Wednesday, October 19, 2011

Scared of Rashes

So many times, I hear nurses say they hate rash calls. It is because they are afraid of what they cannot see, and I find myself saying, "Let your ears be your eyes".
When you receive a rash call, the first thing you must do is assess if there are associated signs with it. This helps you decide which protocol to use. One of the first questions I ask with a rash is, "Is there a fever?". The questions that follow should determine if the patient is on any medications, presence of itching, and/or has had any new exposures. Common new exposures that cause rashes are new unlaundered clothes; new soaps and laundry detergents; new beauty supplies, including lotions and sunscreen; new pets; new hobbies; and outdoor plant contact. Inflammation should be assessed by asking if the rash is tender to touch.
The location of the rash is easy to determine. Locations are either described as focal, patchy, or diffuse. A focal rash is specific to a specific body part. If the rash is only on a specific body part, it is still considered focal (eg, the hands, cheeks, or lower extremities). A patchy rash is considered on more than one body part but not on all body parts. For example, the rash could be all on exposed body parts only, or only on covered body parts. A diffuse rash covers multiple body parts, usually the entire body.
If a rash cannot be felt, or is not raised, it is said to be macular or consist of macules. If a rash can be felt and is raised, then it is papular or consists of papules.

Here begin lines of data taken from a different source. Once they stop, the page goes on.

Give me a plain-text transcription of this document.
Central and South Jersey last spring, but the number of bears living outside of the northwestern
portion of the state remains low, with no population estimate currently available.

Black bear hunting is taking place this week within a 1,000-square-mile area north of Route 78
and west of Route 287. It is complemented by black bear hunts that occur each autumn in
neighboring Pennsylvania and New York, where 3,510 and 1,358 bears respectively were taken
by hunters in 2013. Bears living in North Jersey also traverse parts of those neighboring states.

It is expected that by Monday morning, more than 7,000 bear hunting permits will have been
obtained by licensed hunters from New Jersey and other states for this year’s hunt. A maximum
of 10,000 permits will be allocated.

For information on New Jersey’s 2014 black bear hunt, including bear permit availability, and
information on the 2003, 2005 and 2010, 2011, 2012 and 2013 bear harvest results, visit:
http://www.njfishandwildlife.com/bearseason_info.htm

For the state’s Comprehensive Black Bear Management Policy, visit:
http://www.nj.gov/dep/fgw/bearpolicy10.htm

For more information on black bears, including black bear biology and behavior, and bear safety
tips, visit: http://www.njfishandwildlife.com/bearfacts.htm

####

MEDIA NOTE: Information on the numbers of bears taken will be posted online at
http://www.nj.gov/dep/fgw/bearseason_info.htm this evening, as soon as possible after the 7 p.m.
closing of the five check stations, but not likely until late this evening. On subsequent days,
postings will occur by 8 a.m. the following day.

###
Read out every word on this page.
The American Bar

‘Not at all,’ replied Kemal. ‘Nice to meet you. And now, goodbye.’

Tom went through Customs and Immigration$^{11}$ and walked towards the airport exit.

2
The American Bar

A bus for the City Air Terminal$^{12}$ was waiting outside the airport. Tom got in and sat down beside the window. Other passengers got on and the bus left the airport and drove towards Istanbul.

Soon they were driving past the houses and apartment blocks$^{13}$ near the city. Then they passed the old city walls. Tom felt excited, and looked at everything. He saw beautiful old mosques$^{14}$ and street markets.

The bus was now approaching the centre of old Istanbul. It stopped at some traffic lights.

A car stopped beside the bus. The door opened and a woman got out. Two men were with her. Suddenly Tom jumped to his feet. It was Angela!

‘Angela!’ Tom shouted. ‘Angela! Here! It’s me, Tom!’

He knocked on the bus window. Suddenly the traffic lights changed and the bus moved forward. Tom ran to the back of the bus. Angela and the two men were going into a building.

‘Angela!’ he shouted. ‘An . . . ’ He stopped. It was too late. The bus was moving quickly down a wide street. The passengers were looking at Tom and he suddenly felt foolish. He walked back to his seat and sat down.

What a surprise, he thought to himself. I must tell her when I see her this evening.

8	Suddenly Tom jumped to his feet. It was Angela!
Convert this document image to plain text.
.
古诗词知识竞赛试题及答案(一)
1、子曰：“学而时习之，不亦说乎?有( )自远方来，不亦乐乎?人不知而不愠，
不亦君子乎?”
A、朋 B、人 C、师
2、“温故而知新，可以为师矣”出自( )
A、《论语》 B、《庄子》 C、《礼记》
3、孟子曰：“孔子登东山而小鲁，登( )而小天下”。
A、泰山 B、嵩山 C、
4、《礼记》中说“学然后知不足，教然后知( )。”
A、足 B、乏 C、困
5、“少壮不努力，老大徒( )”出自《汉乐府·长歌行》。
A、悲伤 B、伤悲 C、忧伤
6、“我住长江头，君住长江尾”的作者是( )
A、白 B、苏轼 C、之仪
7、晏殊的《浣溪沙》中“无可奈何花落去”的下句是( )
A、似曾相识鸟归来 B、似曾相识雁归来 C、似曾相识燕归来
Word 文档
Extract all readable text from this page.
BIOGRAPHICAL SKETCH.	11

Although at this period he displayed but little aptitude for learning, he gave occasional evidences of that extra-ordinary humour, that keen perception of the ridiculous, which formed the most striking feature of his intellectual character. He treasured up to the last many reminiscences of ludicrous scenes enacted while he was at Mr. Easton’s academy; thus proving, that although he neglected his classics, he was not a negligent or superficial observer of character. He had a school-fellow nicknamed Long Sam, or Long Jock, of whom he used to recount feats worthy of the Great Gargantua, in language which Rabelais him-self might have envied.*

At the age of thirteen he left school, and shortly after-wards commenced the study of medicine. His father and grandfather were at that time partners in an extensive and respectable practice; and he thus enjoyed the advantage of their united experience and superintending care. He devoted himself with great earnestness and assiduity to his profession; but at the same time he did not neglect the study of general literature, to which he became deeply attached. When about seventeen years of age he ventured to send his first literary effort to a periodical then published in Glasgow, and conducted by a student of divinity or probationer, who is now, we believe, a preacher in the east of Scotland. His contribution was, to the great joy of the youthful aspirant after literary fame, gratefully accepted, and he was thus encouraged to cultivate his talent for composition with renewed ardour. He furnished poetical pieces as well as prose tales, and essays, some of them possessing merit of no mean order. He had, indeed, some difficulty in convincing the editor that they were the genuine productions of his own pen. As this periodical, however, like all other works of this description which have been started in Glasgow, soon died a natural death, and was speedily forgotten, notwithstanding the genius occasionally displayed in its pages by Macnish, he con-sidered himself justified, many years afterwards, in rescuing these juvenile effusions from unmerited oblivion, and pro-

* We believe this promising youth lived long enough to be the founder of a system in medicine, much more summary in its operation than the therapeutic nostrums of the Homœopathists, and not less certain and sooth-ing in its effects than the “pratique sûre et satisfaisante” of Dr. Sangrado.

A lesion that contains clear fluid is a vesicle, and a rash that contains cloudy fluid or purulent material is a pustule. Some rashes can be macular and papular, with some areas being palpable and others not.
Describing the color is simple. Just ask the caller the color of the rash. If the do not volunteer an answer, give them the choice of skin colored, pink, red, purple, hypo- or hyper-pigmented.
One of the most important characteristics of a rash that is also the hardest to determine over the phone, and is so important to determine, is if the rash is blanching or non-blanching. If it is non-blanching, it could indicate the presence of blood outside of the blood vessels as occurs with petechiae or purpura. One method to determine this is have the caller apply pressure to the rash with a finger and then quickly remove the finger and look and see if the color changes. The caller needs to be told to look quickly if the rash loses its color then changes back.
The shape of the rash can be described as annular (circular), linear, or irregular. If a rash is confluent, then it covers the entire region without large areas of normal skin. If it is patchy, then areas of normal skin are interspersed with rash areas. A rash with central clearing has normal skin encircled with a rash.
The last characteristic is the appearance of the rash as dry, wet (weeping), scaly or crusted.
It can be overwhelming to attempt to decide which rash protocol to use. You have to consider what other factors are present, not just the rash. Is there a fever? Presence of fever can indicate many childhood illnesses such has Chicken Pox or Hand, Foot and Mouth Disease, but it could also be something indicative of a more serious illness such as Meningitis can also sometimes have the presence of rash.
What is the location of the rash? If it is widespread, is the patient on any new medications, especially antibiotics? If it is a child, have they been exposed to viruses? If it is a localized rash, and all else fails, ask the caller if they have any idea where the rash came from. Of course, you cannot just assume that is the cause without ruling out other possibilities, but often, the caller may know.
Rashes should not scare the triage nurse. They are challenging that is for sure, but keep in mind, it is not the rash that is often the most troubling, but other symptoms that the patient may have will often lead you to determining the protocol to use.